Fernab von der Öffentlichkeit spielt sich derzeit in Stuttgart-Stammheim ein politischer Schauprozess ab, welcher im Falle von Verurteilungen weitreichende Konsequenzen für migrantische Organisationen und generell für internationalistische Betätigung haben kann.
Es handelt sich hierbei um einen Prozess, bei dem 5 Linke mithilfe des Paragraphen 129b die Mitgliedschaft in einer verbotenen ausländischen Organisation – konkret der marxistisch-leninistischen DHKP-C (Revolutionäre Volksbefreiungspartei-Front) – vorgeworfen wird und der bisher mit Menschenrechtsverletzungen, Isolationshaft, Willkür und „juristischen“ Absurditäten von sich Reden gemacht hat.
Aktuell findet im Rahmen des Prozesses seit dem 28. Juli 2008 die Anhörung des Hauptbelastungszeugen Hüseyin Hiram statt. Dieser ist ein ehemaliger Doppelagent des türkischen und deutschen Geheimdienstes, welcher laut psychologischem Gutachter nur teilweise vernehmungsfähig ist, da er an Schizophrenie leidet und Wahnvorstellungen hat.

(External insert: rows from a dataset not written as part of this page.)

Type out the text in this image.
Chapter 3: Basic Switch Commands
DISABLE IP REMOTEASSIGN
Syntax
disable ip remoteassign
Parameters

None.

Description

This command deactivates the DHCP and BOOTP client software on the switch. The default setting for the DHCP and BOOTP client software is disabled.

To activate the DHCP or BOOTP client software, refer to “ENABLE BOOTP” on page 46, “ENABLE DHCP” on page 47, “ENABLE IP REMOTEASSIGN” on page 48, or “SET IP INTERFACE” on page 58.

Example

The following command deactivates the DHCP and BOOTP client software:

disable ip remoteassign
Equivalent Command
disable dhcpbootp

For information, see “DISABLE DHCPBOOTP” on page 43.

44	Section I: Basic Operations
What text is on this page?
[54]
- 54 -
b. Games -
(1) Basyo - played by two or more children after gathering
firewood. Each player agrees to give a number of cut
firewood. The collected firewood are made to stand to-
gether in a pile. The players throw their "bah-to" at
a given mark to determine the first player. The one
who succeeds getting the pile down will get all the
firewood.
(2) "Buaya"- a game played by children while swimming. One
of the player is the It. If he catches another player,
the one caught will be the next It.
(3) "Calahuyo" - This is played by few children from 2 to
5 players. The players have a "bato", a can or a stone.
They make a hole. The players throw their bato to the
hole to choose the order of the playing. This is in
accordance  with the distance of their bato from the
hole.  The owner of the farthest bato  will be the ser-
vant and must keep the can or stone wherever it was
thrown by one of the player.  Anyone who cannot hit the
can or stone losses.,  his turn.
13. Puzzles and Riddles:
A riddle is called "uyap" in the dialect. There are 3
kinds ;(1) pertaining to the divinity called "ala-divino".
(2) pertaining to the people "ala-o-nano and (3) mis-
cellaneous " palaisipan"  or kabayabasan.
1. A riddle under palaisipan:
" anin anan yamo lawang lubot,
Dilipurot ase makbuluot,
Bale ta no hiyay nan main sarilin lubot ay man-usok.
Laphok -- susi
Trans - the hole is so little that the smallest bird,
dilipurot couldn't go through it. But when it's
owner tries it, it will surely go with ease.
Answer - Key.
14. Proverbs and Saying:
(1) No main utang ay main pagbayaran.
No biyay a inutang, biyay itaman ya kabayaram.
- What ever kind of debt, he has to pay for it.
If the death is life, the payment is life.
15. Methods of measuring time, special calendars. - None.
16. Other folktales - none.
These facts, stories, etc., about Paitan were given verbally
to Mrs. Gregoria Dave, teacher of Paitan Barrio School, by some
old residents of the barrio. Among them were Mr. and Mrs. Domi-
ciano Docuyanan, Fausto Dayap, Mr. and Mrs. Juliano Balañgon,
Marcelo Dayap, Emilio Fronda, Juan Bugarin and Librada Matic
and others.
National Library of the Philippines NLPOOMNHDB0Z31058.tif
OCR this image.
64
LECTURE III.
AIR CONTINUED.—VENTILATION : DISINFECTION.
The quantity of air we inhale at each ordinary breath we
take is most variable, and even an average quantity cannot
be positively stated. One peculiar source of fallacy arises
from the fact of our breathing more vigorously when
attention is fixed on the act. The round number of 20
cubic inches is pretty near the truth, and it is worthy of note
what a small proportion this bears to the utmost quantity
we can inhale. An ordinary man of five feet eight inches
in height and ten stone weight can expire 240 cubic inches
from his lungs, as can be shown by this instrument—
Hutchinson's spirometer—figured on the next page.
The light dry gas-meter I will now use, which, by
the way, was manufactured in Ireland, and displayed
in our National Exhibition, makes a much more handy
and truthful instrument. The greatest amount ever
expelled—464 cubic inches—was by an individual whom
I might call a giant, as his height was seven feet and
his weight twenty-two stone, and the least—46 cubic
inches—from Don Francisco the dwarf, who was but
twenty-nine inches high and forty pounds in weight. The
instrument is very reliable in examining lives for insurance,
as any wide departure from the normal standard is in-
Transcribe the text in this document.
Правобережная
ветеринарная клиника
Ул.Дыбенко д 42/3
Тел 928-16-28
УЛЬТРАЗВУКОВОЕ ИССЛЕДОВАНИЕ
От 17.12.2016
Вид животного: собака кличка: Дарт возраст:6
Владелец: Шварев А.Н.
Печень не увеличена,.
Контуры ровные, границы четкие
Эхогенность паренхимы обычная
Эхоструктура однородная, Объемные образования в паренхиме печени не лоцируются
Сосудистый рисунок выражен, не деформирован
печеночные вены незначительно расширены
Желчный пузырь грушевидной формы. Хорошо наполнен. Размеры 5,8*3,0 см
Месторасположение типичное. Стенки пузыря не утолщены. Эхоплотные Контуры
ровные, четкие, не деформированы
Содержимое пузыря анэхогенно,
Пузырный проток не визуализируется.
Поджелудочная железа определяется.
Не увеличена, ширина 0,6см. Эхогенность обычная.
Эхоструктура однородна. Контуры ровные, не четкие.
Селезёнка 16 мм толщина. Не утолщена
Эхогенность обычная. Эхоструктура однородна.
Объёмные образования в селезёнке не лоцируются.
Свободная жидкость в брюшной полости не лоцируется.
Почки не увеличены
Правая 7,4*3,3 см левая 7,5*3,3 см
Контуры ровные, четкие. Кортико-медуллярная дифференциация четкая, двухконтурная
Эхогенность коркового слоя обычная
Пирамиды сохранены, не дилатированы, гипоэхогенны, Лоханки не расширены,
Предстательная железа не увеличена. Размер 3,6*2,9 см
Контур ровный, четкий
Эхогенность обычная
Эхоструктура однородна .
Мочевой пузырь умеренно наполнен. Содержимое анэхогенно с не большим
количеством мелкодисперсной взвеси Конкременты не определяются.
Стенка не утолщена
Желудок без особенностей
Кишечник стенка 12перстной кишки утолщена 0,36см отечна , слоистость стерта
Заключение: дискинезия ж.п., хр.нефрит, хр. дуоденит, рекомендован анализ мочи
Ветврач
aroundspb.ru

Derzeit spielt sich in Stammheim eine Farce ab, die an Absurdität und Lächerlichkeit nur schwer zu überbieten ist.
So macht der Zeuge nicht selbstständig Angaben sondern antwortet nur auf die offensichtlichen Suggestivfragen des Gerichts. Zudem stehen seine jetzigen Aussagen oftmals im krassen Widerspruch zu bereits gemachten Aussagen oder der Zeuge gibt an, sich an diese nicht zu erinnern oder er revidiert bestimmte Aussagen komplett.
Nach Beobachtung der bisherigen Prozesstage war eindeutig festzustellen, dass dieser Zeuge, auf dessen Aussagen die Anklage hauptsächlich beruht, nicht glaubwürdig und den Angeklagten gegenüber feindselig eingestellt ist.
Darüber hinaus kann vom Senat nicht mehr behauptet werden, dass dieser Prozess der Wahrheitsfindung dienen soll, wenn der Hauptbelastungszeuge psychisch krank, stark medikasiert und voreingenommen ist und seine Antworten durch die Art und Weise der Fragen des Senates schon vorgegeben werden.
Neben der aktuellen Entwicklung dauern die Menschenrechtsverletzungen und die Isolationshaft an:
Der Gefangene Mustafa Atalay, der zwei Wochen vor seiner Verhaftung am 15. November 2006 in der Rehaklinik von Bad Bevensen eine Herzoperation über sich ergehen lassen musste, bei der ihm Bypässe gelegt worden waren, befindet sich seitdem in Isolationshaft. Die durch die Operation geöffneten Herzgefäße sind aufgrund der Haftbedingungen wieder verstopft. Statt einer notwendigen zweiten Operation zur Öffnung der Gefäße wurden ihm lediglich Stands gelegt, die keine dauerhafte Lösung darstellen.
Drei unabhängige GutachterInnen haben beim Gefangenen Ilhan Demirtas eine Psychose diagnostiziert. Ein vom Gericht beauftragter Arzt jedoch unterstellt dem Gefangenen Demirtas, dass er seine Leiden nur simuliere, um bessere Haftbedingungen zu erhalten.
Die drei weiteren Gefangenen – Ahmet Düzgün Yüksel, Hasan Subasi und Devrim Güler – befinden sich weiterhin in Isolationshaft, welche bekanntlich international als Folter geächtet ist.
Wir rufen dazu auf, der eigenen politischen und menschlichen Verantwortung hinsichtlich dieses Justizskandals nachzukommen und den Prozess – insbesondere die anstehenden Prozesstage am 15.09., 17.09., 22.09. und 24.09. – näher zu verfolgen, nach Möglichkeit an diesen teilzunehmen oder im Rahmen der zur Verfügung stehenden Möglichkeiten dazu beizutragen, dass der Stammheim-Prozess an die Öffentlichkeit gelangt.
Weg mit den §§129!
Freiheit für Mustafa Atalay, Ahmet Düzgün Yüksel, Ilhan Demirtas, Devrim Güler und Hasan Subasi!
Freiheit für alle politischen Gefangenen!